So I've been going back through my writing folder and exporting every scrivener project from the last 8 years because the Linux version is no longer in development and it don't work post Ubuntu 16.04.

PROPRIETARY FORMATS ARE BAD, M'KAY?

There's so many projects *falls over*

@vamp switched to working exclusively in plain text last year - best decision I ever made
@dathowitzer Exclusively plain text from here on out, though. It's certainly a lot safer.
@vamp and far more capable. With a glut of editors, I find myself across a few to get best of all worlds (Vim being best of the best)
@dathowitzer OMG, I'm a text editor junkie. Always switching to the next shiny thing. Currently a toss-up between Ghostwriter and Typora (I like markdown editors).
@vamp @dathowitzer Recommendations for markdown-focused big-project text editor? Cross-platform, preferably?
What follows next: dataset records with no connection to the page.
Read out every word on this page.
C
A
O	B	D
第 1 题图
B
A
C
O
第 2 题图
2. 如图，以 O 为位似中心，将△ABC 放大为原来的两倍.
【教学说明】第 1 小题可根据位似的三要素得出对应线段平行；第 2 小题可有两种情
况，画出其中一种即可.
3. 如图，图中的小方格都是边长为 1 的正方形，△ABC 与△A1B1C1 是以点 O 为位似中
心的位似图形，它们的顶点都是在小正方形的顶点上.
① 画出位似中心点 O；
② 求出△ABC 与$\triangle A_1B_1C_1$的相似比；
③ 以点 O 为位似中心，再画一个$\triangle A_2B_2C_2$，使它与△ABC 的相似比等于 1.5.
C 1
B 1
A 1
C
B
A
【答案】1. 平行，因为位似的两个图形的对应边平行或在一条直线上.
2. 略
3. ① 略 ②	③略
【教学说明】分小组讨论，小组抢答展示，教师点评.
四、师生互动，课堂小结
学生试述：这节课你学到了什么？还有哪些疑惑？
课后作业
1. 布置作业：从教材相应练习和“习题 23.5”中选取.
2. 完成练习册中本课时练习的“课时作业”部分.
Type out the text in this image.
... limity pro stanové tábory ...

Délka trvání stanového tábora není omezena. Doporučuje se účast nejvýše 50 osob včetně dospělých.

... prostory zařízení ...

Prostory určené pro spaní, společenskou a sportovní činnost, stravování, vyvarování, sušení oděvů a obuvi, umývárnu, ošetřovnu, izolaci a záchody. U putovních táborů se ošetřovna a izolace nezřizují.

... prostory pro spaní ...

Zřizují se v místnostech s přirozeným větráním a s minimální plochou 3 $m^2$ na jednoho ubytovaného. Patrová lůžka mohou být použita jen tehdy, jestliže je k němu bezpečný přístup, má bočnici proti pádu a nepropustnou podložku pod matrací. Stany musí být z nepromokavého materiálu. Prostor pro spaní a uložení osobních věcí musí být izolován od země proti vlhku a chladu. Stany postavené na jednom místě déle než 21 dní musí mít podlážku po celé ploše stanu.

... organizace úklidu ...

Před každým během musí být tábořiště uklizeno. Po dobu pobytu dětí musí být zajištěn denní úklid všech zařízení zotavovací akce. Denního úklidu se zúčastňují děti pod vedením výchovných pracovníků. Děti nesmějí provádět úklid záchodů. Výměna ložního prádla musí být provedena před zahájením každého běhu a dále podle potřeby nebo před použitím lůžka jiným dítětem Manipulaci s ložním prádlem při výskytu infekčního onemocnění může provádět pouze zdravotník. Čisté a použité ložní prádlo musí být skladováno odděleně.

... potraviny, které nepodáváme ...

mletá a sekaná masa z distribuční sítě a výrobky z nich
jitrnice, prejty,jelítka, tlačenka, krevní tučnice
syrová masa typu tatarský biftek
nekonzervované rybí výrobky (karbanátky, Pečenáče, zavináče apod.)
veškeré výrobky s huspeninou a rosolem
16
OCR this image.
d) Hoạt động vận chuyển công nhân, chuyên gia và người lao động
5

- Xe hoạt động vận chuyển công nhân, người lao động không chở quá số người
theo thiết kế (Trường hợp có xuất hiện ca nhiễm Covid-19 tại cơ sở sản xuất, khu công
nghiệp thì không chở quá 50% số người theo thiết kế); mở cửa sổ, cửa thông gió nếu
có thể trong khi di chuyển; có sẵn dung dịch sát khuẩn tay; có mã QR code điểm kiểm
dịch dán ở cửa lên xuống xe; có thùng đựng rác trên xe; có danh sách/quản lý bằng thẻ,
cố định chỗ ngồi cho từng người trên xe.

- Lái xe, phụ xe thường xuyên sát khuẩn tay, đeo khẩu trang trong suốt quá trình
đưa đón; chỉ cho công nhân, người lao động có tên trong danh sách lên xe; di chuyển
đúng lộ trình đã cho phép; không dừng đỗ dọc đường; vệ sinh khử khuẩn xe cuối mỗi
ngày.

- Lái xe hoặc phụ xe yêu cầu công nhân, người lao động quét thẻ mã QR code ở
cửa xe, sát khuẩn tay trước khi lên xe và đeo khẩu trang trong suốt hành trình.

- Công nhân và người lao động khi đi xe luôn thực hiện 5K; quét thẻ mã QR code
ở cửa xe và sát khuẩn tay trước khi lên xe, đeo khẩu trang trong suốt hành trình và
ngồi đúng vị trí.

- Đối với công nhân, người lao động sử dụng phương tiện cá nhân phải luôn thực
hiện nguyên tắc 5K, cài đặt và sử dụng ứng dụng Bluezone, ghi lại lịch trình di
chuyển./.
@FerdiZ @dathowitzer @vamp "Recommendations for markdown-focused big-project text editor? Cross-platform, preferably?"
Vim.
Or Emacs.
Seriously.

It's what they're all about. 40 years of continued refinement /of editing fucking text/.

The only thing I've ever seen that comes remotely close was the EVE editor. But that was tied to VMS, so, I haven't touched that in ... <glances at calendar> ... 20 years.

@dredmorbius @vamp @dathowitzer Perhaps an amateurish naive question but: does Emacs / Vim support complex writing project planning & outlining etc.? And for example moving around whole chapters, or specific paragraphs within one chapter onto another chapter? I suppose they must have already, after +40 years...

@FerdiZ @dathowitzer @vamp Yes.

It's been the academic tool of choice for writing books and articles within maths, physics, and computer science for a few decades.

Generally, what you'll do with a major project and LaTeX is to write a file per chapter. Numbering is automatic. Those are included into the main text. Reorder chapters just by changing the placement of the includes.